For all he knew, though, these men had some way of unleashing a plague on Haven, and summer was certainly the time to spread disease. A plague could wipe out thousands very quickly, and the highborn would certainly not be immune unless they left Haven. Even if the King and his family didn’t sicken and die, it would lay low many of those also responsible for ruling the country.
Or—hot as it was, dry as it was—if they spread across the city one night, setting fires, they could engulf the entire city in flames. Would the Hill be spared? Possibly . . .
But in his nightmares, he could imagine only too well a scenario in which it would not be. Where Ice and Stone set delayed fires of the type they’d tried to set before, using candles—and meanwhile, had brought wild rats up to the Hill and the homes leading up to it. Affix a box full of smoldering tinder to the rat and turn it loose—eventually it will be somewhere that will burn—inside walls, in stables full of hay, in a storage room. Do that fifty, sixty, seventy times—and the manors on the Hill, if not the Palace, will catch and burn. The privileged seldom know how to deal with an emergency themselves. They would be relying on the Guard and the Constabulary Fire Service. But they would already be down in Haven, and stretched thin.
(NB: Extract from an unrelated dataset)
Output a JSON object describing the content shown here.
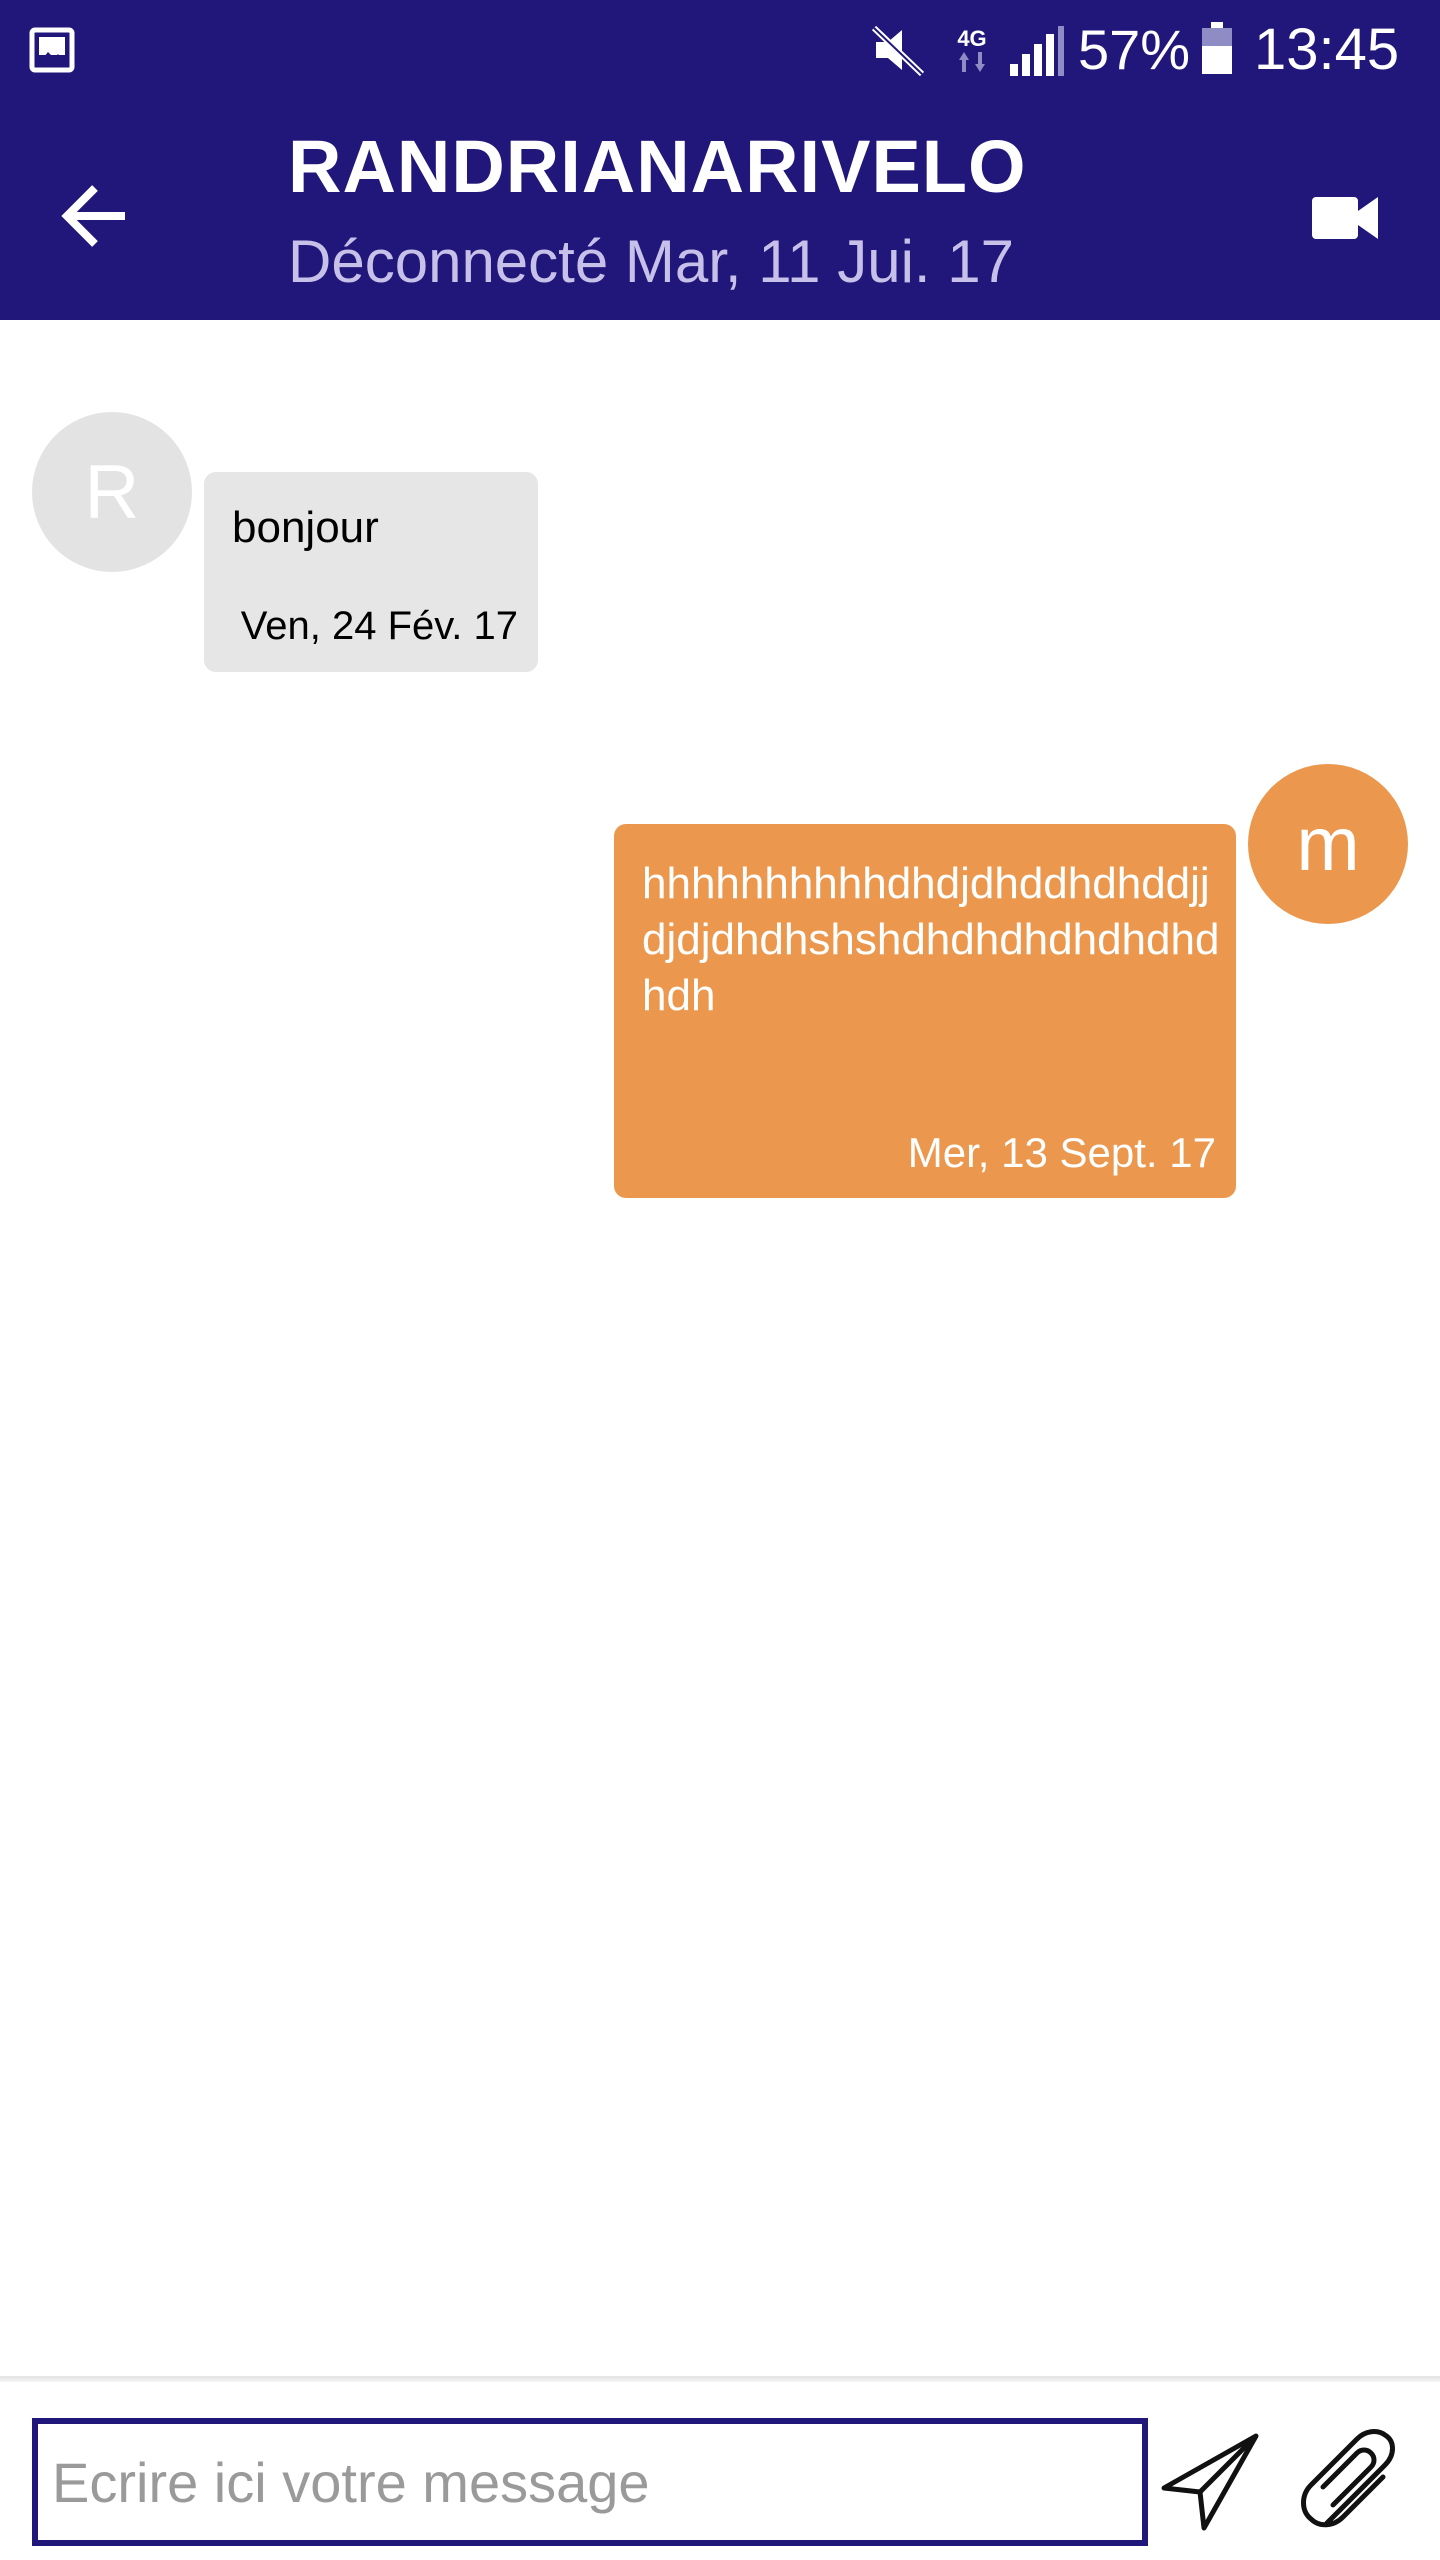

And then what? Everyone flees to the Palace? And in the confusion, in the crush of panicked people running from their burning homes, it would be easy for Ice and Stone to get inside the walls and start fires there. They might not even need to murder the King or try to manipulate him through the King’s Own at that point. With Haven in ruins, centuries of records destroyed, an entire city homeless, Valdemar would be in chaos for decades, and Karse would have exactly what it wanted.
He tried not to think about such things. Or rather, he tried not to think about such things after tentatively Mindspeaking Nikolas one night about the time he knew the shop was generally empty, offering with great diffidence that these ideas had occurred to him and then waiting for an aswer as a properly respectful student should.
::We’d considered both of those scenarios,:: Nikolas replied. ::But you’re the one who has actually picked up some of their thoughts, which gives you an edge in understanding how they might react to this setback. We’ll put a higher urgency on those possibilities. Thank you, Mags.::
Mags wasn’t at all sure what “higher urgency” meant, but at least someone would be on guard against those possibilities, which allowed him to sleep a little better at night.
He did find out what had happened with the Guard Healer Cuburn; that particular spectacle had been very, very public. Bear had stormed down to the barracks and in front of a large group of the Guard (and more who came when they heard the altercation) confronted the man about spying on him for his father. Then he had unleashed a long tirade on the theme of “Old men who want their sons to be nothing more than copies, but vastly inferior copies, of themselves, so they can preen about having a boy who duitifully follows in his father’s footsteps, yet never have to worry about finding rivals in their own houses.”